Despite the number infected with COVID-19reaching 200,000 and Hungary recording the fifth-highest rate of fatalities per capita in Europe over the last two weeks, the government’s thoughts have instead turned to the Hungarian Constitution and an amendment aimed at including that the basis of family relations is not love and support for one another, but the marriage between a man and a woman.

With this planned amendment, which was criticised by the Council of Europe’s Human Rights Commissioner Dunja Mijatović over its far-reaching negative effects on human rights, the government wants to declare that LGBTI people are only second class citizens in Hungary. The amendment also affects single people and people living in cohabitation, but it remains clear that the top priority of the government is to prohibit adoption by same-sex couples. At the same time, it is a slap in the face for millions of single parents, civil partners, and same-sex couples. And also for tens of thousands of children who are being stripped of the opportunity to live in a loving home and instead will stay in state care.

While people in Hungary are worried about the worsening coronavirus situation, the government prohibits protests by declaring a state of emergency and by introducing epidemic restrictions. Just as in March, when it prohibited the legal gender recognition of trans people, it also wants to introduce a series of measures, ranging from changes to election rules to the transparency of public finances and adoption restrictions, that may adversely affect human rights.

Hungarians can’t even go to protest in the streets and let their voices be heard. As much as Orbán is showing his tough side in Brussels in vetoing the seven-year EU budget, he is at the same time showing his weakness at home: Hungarians actually disapprove of the veto. Furthermore, the government is weak as it is not initiating a real social dialogue with citizens over these issues because it is afraid to face the social reality of today’s Hungary: the fact that hundreds of happy children are living in rainbow families or that millions of Hungarians are living in cohabitation.

According to an opinion poll commissioned by Kantar Hoffmann and the Rainbow Mission Foundation, the majority of Hungarians (78 per cent) agree that everyone has the right to love whoever they want freely – regardless of sexual orientation – without being discriminated against.

In March, in an article on the since government-captured news website index.hu, I argued that Hungarians wouldn’t let the government rule with hatred and take over public discourse. Today, our message of solidarity is just as relevant, and we need to come together so that the power of love can prevail over the love for power.

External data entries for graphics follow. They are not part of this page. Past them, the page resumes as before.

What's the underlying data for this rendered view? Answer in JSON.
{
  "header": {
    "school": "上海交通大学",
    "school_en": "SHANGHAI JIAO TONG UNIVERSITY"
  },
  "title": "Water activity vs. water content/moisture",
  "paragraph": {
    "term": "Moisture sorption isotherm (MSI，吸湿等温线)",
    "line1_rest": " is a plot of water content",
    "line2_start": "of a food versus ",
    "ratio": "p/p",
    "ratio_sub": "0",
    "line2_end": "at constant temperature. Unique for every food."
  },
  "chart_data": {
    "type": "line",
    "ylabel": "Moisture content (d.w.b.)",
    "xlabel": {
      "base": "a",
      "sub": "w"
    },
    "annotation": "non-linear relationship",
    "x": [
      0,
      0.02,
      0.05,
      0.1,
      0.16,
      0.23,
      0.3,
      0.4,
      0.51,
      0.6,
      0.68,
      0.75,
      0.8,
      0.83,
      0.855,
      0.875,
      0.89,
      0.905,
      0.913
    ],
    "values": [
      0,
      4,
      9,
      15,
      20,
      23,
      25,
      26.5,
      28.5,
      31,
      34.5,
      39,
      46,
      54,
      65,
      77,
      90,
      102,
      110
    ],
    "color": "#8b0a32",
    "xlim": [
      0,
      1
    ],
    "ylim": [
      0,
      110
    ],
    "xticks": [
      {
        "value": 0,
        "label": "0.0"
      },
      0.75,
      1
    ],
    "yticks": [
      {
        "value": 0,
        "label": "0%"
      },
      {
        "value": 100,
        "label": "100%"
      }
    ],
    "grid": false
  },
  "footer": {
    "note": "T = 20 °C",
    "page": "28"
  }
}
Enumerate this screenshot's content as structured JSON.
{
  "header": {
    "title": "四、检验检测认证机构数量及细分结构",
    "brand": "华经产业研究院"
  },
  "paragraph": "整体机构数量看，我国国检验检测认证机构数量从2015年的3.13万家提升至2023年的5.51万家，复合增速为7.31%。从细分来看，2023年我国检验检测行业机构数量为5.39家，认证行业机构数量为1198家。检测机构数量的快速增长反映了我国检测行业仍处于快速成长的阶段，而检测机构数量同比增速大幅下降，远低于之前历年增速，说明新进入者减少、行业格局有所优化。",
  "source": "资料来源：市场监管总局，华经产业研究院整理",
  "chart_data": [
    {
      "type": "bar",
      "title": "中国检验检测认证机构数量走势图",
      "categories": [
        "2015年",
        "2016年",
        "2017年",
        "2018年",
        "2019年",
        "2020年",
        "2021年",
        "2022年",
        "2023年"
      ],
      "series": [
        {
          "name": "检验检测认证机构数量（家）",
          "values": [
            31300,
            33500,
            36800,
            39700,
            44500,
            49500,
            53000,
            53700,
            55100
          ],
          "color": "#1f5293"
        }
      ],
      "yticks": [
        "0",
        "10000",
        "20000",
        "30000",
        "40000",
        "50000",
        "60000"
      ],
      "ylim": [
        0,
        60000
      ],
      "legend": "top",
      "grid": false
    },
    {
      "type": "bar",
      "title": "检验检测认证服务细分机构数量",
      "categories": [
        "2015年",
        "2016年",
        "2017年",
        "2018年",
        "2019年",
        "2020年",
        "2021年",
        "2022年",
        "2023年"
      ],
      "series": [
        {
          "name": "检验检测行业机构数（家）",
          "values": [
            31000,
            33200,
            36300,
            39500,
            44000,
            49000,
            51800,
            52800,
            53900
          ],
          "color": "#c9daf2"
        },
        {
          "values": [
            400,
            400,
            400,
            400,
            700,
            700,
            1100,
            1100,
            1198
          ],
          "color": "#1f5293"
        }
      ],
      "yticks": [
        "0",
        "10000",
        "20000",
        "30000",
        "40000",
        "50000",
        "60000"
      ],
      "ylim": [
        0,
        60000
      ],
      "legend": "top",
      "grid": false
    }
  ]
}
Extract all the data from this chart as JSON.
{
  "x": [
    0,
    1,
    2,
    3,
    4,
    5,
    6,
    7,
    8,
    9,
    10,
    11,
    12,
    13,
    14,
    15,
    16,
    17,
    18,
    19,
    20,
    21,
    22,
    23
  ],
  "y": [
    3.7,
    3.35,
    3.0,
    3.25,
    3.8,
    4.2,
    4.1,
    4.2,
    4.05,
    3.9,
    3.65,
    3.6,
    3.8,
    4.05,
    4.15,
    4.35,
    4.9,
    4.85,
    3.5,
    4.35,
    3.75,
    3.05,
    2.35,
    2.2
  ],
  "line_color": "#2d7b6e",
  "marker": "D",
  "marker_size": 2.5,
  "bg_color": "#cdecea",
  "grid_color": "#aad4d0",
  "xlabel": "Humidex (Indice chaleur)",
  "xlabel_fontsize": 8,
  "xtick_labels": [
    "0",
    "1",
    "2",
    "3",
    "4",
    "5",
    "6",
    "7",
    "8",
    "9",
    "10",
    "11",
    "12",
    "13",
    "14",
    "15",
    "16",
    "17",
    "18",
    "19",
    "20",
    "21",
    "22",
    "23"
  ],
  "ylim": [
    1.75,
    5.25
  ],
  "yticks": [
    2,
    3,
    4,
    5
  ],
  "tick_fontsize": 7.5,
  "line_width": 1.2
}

The time has come to show right here and right now that we won’t allow the hatred and exclusion being pushed by our government to strip away our lives and opportunities.

I’m angry and disappointed: as a human rights defender, as a Hungarian citizen, and as a gay man. Many of us in Hungary feel the same way and we believe we can do a lot to stop the government-fueled aggression and hatred. And decision-makers in Brussels and European capitals can do a lot too; first and foremost, by making sure that effective mechanisms are created and implemented rigorously to uphold the rule of law and protect human rights enshrined by international human rights treaties.

If we all do so, and not just draw our own red lines but act if they have already been crossed, I’m sure, unlike me, no grandchild of Viktor Orbán has to grow up in a world where they have to second-guess whether or not to come out to their grandfather.